5. Comment le storytelling s’imbrique dans les démarches RSE ? Le storytelling s’imbrique nécessairement dans la RSE car doit servir la stratégie de l’entreprise sur tous ces supports. On ne peut pas considérer qu’on peut faire du storytelling vis à vis du public client, extérieur, et ne pas pratiquer le même storytelling en interne. Pendant très longtemps, les entreprises ont eu des discours qui variaient selon les cibles car finalement, ce qu’on disait aux syndicats, ce n’est pas la même chose que ce qui était dit aux actionnaires. A l’époque, les personness qui dirigeaient un syndicat ne savaient pas lire un rapport annuel et en même temps les actionnaires ne pensaient pas à ce que pouvaient penser les salariés, mais ça c’était il y a 20 ans ! Or aujourd’hui, les gens s’intéressent à tout, avec internet, on a accès à des informations. Nécessité de cohérence dans leur stratégie de marketing : on doit pratiquer ce qu’on dit, et dire/faire ce qu’on pratique, ça fait partie des choses de base. Ça doit être visible dans la façon dont on traite les gens en interne, la politique RSE aujourd’hui est impactée au même titre que tous les autres aspects de la communication des entreprises.
6. Quelles seraient vos recommandations pour implanter un storytelling dans le cadre d’un changement de marque dans une entreprise avec plusieurs filiales ?
Quand on est sur un groupe qui représente plusieurs marques, avec des histoires particulières, il faut prendre en compte ces différentes histoires pour en créer une nouvelle qui implique chacun, c’est une technique de storytelling que l’on appelle le « storytelling projectif » qui s’applique à créer une nouvelle histoire, tous ensemble, en faisant travailler les différents secteurs.
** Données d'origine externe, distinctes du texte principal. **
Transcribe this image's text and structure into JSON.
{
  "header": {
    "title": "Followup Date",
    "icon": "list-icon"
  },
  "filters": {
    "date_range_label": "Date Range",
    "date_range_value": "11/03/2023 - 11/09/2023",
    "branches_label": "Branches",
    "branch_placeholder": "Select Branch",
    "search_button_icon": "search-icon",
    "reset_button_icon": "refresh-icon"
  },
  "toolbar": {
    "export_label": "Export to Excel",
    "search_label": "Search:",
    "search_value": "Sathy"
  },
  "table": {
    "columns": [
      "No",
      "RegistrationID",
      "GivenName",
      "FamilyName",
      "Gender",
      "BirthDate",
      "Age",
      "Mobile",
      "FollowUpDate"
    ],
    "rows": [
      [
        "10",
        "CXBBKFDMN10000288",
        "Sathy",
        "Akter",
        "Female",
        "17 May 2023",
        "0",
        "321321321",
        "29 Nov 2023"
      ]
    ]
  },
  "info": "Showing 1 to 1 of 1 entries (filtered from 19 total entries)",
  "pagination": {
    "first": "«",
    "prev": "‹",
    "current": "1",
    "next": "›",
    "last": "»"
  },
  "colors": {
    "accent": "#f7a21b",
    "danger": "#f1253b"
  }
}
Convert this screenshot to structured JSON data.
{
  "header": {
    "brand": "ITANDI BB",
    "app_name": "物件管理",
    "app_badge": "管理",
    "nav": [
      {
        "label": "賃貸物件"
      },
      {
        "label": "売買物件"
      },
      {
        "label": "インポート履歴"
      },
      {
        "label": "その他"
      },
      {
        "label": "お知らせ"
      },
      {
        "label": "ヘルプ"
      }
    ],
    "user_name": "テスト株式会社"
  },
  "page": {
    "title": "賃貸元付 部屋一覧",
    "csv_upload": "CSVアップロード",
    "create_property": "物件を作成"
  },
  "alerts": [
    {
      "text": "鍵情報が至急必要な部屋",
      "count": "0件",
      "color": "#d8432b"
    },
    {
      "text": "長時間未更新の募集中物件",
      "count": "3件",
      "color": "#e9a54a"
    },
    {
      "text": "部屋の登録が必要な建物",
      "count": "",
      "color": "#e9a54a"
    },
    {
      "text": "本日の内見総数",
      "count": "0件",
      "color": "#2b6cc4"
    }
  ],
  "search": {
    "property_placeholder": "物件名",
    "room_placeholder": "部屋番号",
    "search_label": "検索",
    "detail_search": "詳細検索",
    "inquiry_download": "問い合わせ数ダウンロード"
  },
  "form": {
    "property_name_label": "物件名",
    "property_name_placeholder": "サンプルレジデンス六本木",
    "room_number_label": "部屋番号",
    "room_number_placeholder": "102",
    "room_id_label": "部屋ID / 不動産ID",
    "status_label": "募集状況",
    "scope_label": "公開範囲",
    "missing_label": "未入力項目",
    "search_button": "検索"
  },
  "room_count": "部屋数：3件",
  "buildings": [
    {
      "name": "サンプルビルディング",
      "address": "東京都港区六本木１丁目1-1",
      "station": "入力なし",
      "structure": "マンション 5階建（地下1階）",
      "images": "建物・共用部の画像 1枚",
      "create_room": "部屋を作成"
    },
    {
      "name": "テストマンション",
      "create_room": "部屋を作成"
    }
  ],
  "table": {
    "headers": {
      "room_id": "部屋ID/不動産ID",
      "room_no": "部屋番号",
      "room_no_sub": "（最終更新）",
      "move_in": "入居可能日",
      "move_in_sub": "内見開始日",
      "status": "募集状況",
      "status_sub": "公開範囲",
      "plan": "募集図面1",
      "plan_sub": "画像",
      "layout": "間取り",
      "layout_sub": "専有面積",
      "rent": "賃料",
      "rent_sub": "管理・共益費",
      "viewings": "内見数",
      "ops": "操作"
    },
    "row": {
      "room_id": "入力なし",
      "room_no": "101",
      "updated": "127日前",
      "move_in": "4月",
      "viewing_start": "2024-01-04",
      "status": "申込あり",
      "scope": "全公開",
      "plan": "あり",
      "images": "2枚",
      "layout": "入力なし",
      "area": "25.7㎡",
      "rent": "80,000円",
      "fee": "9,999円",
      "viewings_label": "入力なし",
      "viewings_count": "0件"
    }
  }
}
Pour que la démarche storytelling fonctionne, elle doit être portée par la communication mais pas seulement, elle doit impliquer les autres parties de l’entreprise : c’est très bien d’avoir une bonne technique de communication, mais si les commerciaux ne la portent pas auprès de leurs cibles, cela ne marche pas. Exemple des produits en boutiques : si l’aménagement, le costume du personnel, et la formation des vendeurs ne correspond pas au storytelling, ça ne va pas marcher. La mise en place d’une démarche doit être pilotée au niveau direction marketing communication en général, mais elle doit impliquer différents acteurs de l’entreprise, issus des différents parties de la boite, pour tenir compte de leurs avis, de leur histoire à eux mais aussi pour qu’ils puissent s’en saisir et en être les ambassadeurs. Une entreprise dont les collaborateurs ne croient pas à ce qui est dit à l’extérieur, ne sera jamais experte en matière de storytelling. On ne va pas évangéliser une fois que le storytelling a été déterminé en leur expliquant ce qu’on a décidé, c’est seulemenen les impliquant en amont sur la façon et sur le choix du storytelling, sur la façon dont on va le raconter.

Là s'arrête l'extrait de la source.